Differentiation potential of SeV(Bmi-1/hTERT/SV40T)-infected cells. Images of a adipocytes, b osteoblasts, c neurons, and d chondrocytes differentiated from parental and SeV-hMSCs.

Fig. 3

Cloning of cells. a Comparison of the colony-forming ability in parental hMSCs and SeV-hMSCs after 14 and 120 days of infection. b Representative karyotype image of cloned SeV-hMSCs. c Proliferation curve of representative cloned MSCs. d Representative images of differentiated cloned SeV-hMSCs (adipocyte differentiation, neuron differentiation, osteoblast culture).

Fig. 4

Growth and morphology of a single clone isolated at different cell ages. a Red arrows indicate cryopreservation points of hMSCs for single-cell cloning test (hMSCs at early, mid-, late, and cell growth-arrested stages on days 9, 24, 49, and 72, respectively).
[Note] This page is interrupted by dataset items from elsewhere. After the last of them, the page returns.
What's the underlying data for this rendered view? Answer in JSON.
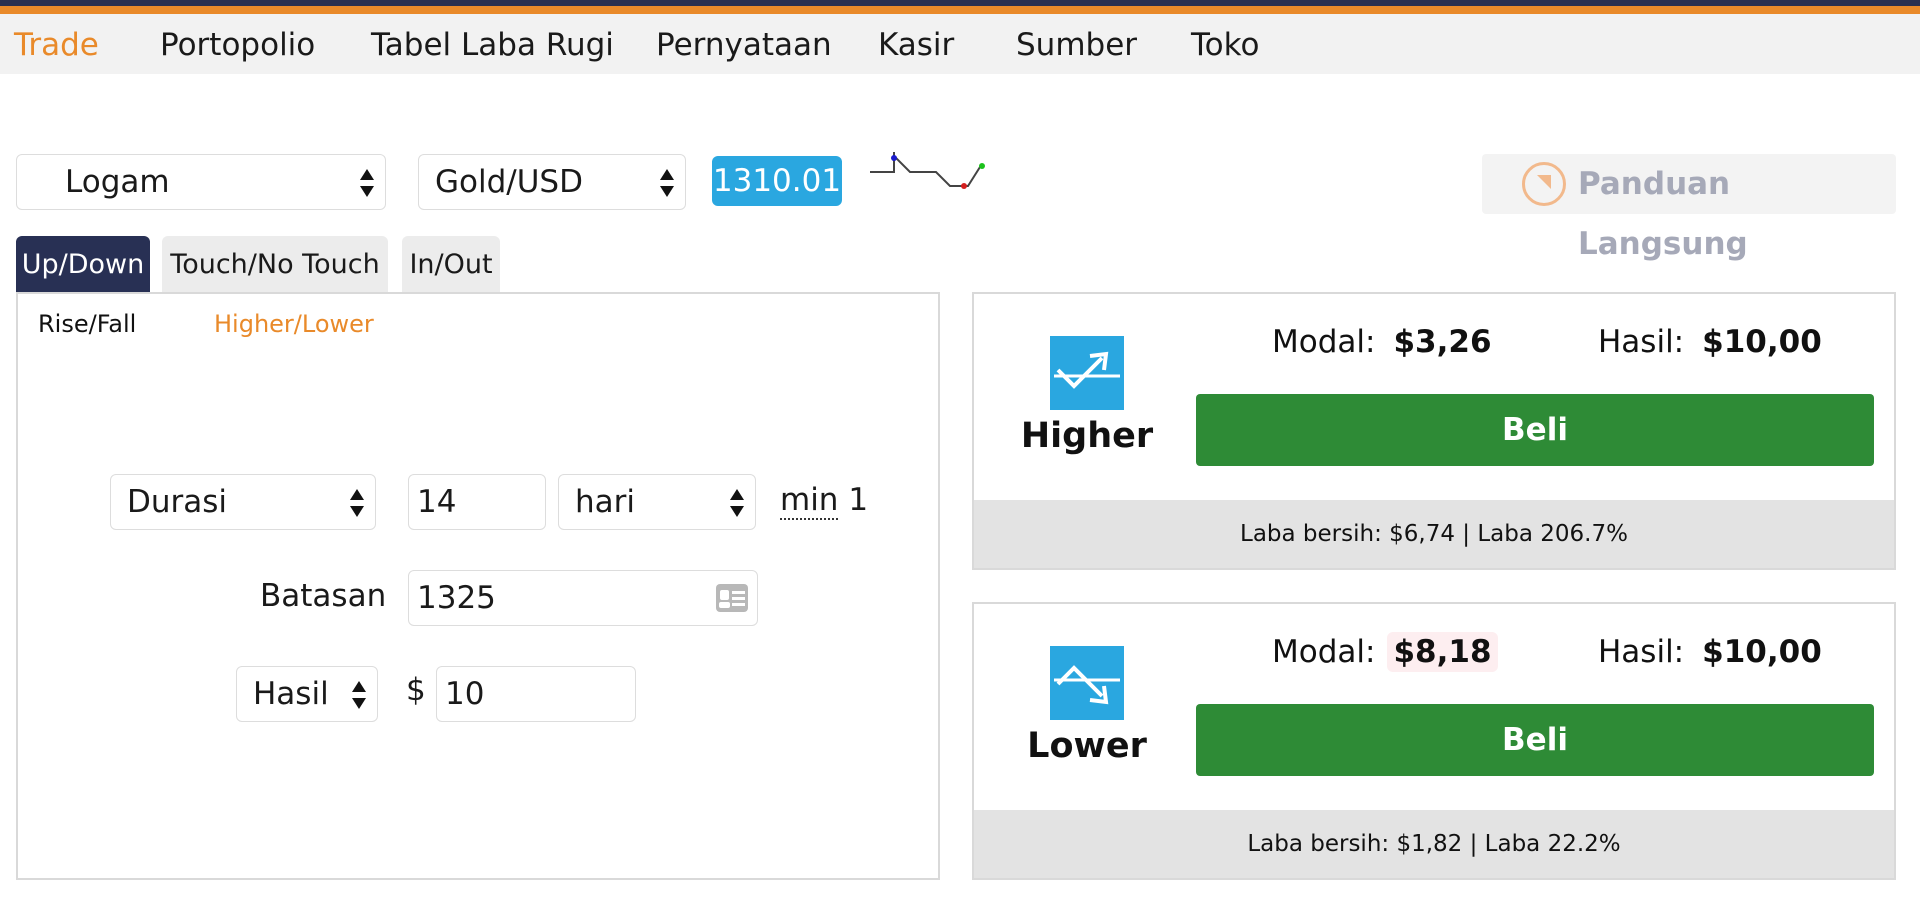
{
  "menu": {
    "items": [
      "Trade",
      "Portopolio",
      "Tabel Laba Rugi",
      "Pernyataan",
      "Kasir",
      "Sumber",
      "Toko"
    ],
    "active": "Trade"
  },
  "market": {
    "category": "Logam",
    "symbol": "Gold/USD",
    "price": "1310.01"
  },
  "guide": {
    "label": "Panduan Langsung"
  },
  "contract_tabs": [
    "Up/Down",
    "Touch/No Touch",
    "In/Out"
  ],
  "sub_tabs": [
    "Rise/Fall",
    "Higher/Lower"
  ],
  "form": {
    "duration_label": "Durasi",
    "duration_value": "14",
    "duration_unit": "hari",
    "min_text": "min",
    "min_value": "1",
    "barrier_label": "Batasan",
    "barrier_value": "1325",
    "payout_type": "Hasil",
    "currency_symbol": "$",
    "amount": "10"
  },
  "contracts": [
    {
      "direction": "Higher",
      "modal_label": "Modal:",
      "modal_value": "$3,26",
      "hasil_label": "Hasil:",
      "hasil_value": "$10,00",
      "buy_label": "Beli",
      "footer": "Laba bersih: $6,74 | Laba 206.7%"
    },
    {
      "direction": "Lower",
      "modal_label": "Modal:",
      "modal_value": "$8,18",
      "hasil_label": "Hasil:",
      "hasil_value": "$10,00",
      "buy_label": "Beli",
      "footer": "Laba bersih: $1,82 | Laba 22.2%"
    }
  ],
  "colors": {
    "accent_orange": "#e98a2a",
    "navy": "#283054",
    "price_blue": "#2aa7e0",
    "buy_green": "#2e8b36"
  }
}
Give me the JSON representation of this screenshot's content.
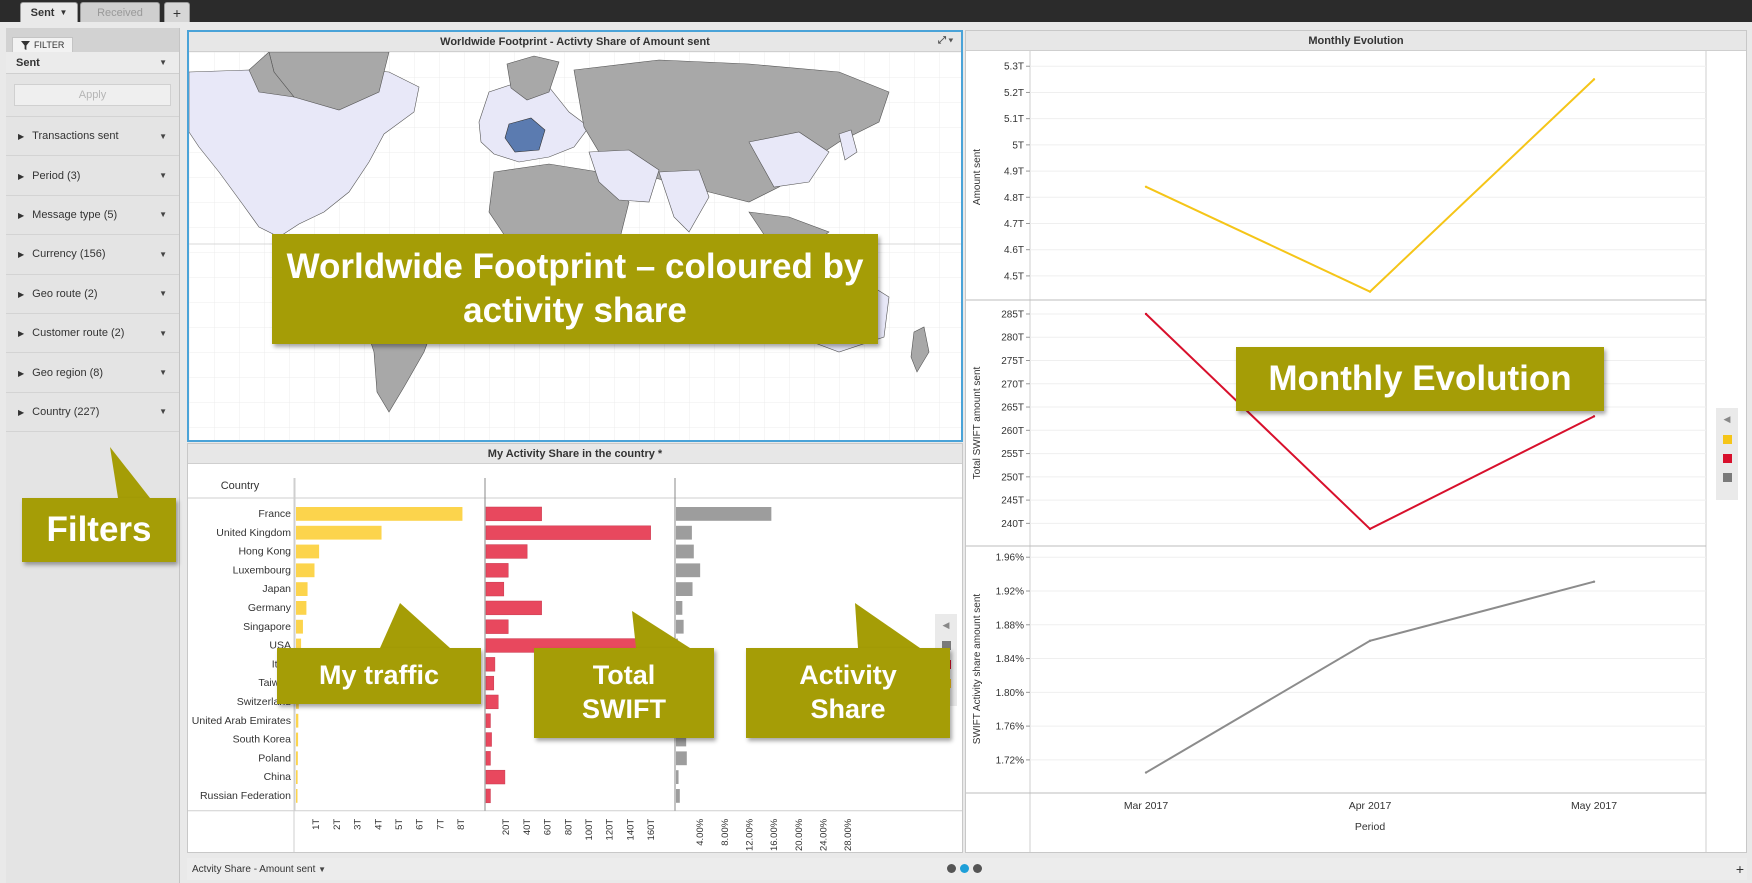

Black arrows indicate points of SeV vector infection (hMSCs at early, mid-, late, and cell growth-arrested stages on days 21, 36, 61, and 90, respectively). b Photographs of SeV vector-infected cells (early-, mid-, and late-stage hMSCs) and SeV vector-uninfected hMSCs (control) before single-cell cloning. c Images of SeV infection test results on mitotic cells (growth arrested-stage hMSCs, day 90): cells immediately before SeV infection, SeV vector-infected cells (2 weeks after infection date), and SeV vector-uninfected cells cultured for 2 weeks (control).

Fig. 5

Analyses of SeV-hMSCs following removal of the SeV vector. a RT-qPCR results for SeV vector in parental hMSCs (hMSC Free), SeV-hMSCs (hMSC GOB 35 °C), and SeV-hMSCs cultured at 37 °C after sorting from 37 °C (hMSC GOB sorted 37 °C) or 39/37°C culture (hMSC GOB sorted 39 –37 °C). b Growth curve and accumulative cell number of SeV-hMSCs and SeV-removed hMSCs. The temperature was shifted on day 22 and cell sorting of fluorescence-negative cells was performed on day 32. c Representative karyotype image of SeV-removed hMSCs. d Telomere length analysis of hMSCs at each stage.